The icon of the assault on the Capitol already knows his sentence. The image of Jacob Chansley, bare-chested, wearing bison horns like a Western trapper and armed with a megaphone and an American flag, whose colors adorned his face, went around the world on January 6. Today he has been sentenced by a federal judge in Washington to 41 months in prison for those acts.
This 34-year-old actor with a past in the Navy was immediately dubbed “the shaman of QAnon”, and became a symbol of the attack and the penetration of the wildest conspiracy theories among the extremist sectors of the followers of Trump. The still president summoned thousands of them that day to a rally in Washington, in front of the Capitol. The harangue on the alleged electoral theft, an allegation on which there was no evidence, led to the assault, which offered the image of a country on the edge whose democracy was seen, in a live broadcast to the whole world, embarrassingly in trouble.
The prosecutor had requested a greater sentence of 51 months. The attenuated sentence had to do with Chansley pleading guilty in September to obstructing an official proceeding: the Senate certification of Joe Biden’s triumph. He was one of the first to break into the chamber. And once inside the building, he placed himself at the head of the mob, giving away photogenic poses left and right. He took the podium, where a few moments before Vice President Mike Pence had been leading the session. The shaman of QAnon even left a note, according to the summary, which said: “It is only a matter of time, justice will fall on you.” Pence became the black beast of Trumpism in those days, for refusing to give in to pressure from the tycoon to stop Biden’s appointment as the 46th president of the United States.

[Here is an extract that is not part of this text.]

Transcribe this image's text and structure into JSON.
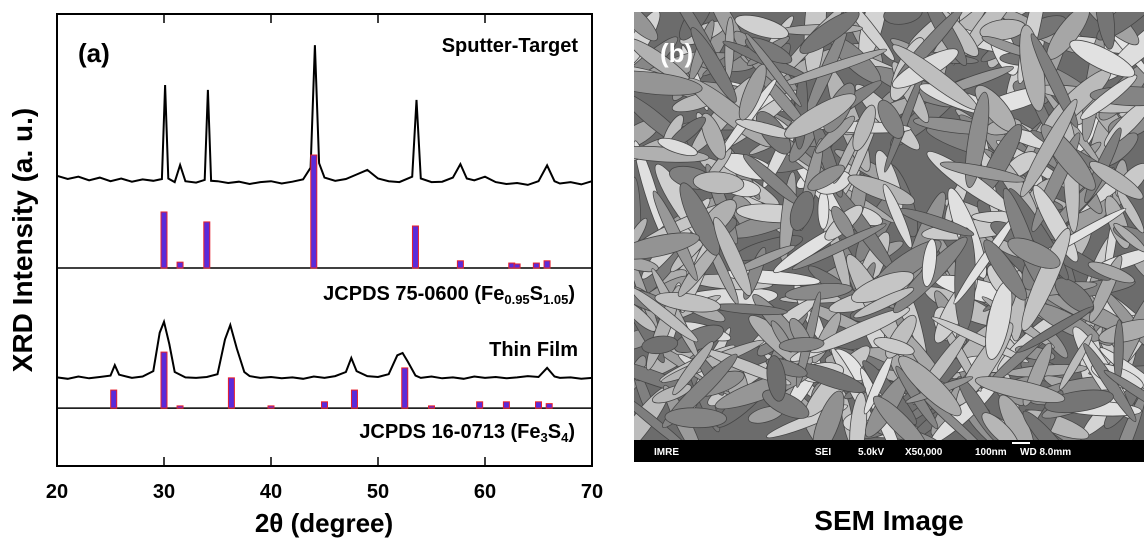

Chansley has not disappointed in these 10 months the promise of his extravagant breakthrough in the circus of fame. First, his lawyer asked Trump to pardon his client, just days after he was arrested. And later, he offered to testify against the former president in his second and unsuccessful impeachment.
In February, the QAnon shaman made headlines after getting a judge to force the Virginia jail, where he has served most of his sentence so far, to serve him a diet of organic food. A month later he gave an interview to 60 minutes, a whole CBS news institution in prime time in which he alleged religious reasons to justify his actions that day. While in detention, prison medical officials diagnosed him with transient schizophrenia, bipolar disorder, depression and anxiety.
His appearances before the judge have not disappointed either: he cited Jesus Christ as well as Supreme Justice Clarence Thomas or the prison drama Life imprisonment, starring Tim Robbins and Morgan Freeman. “The worst of all is being aware of my guilt. To look at myself every day in the mirror and think: ‘you really screwed up everything,’ he declared during the process. “I was in solitary confinement because of me. By my decision. I broke the law … I should do what Gandhi would do and take responsibility. That’s what honorable men do. “
Join now EL PAÍS to follow all the news and read without limits
Subscribe here
So far, investigations into the attack on the Capitol have led to some 30 court cases. The first to be resolved came last week, when the owner of a New Jersey gym was sentenced to the same sentence as Chansley (41 months) for punching an agent, an assault that, like the rest of the six hours that the events lasted, it was immortalized by hundreds of amateur and professional cameras.
Four people died in the assault. A member of the Capitol Police who had been attacked by protesters died on January 7 and four other officers from the District of Columbia who participated in the defense later committed suicide.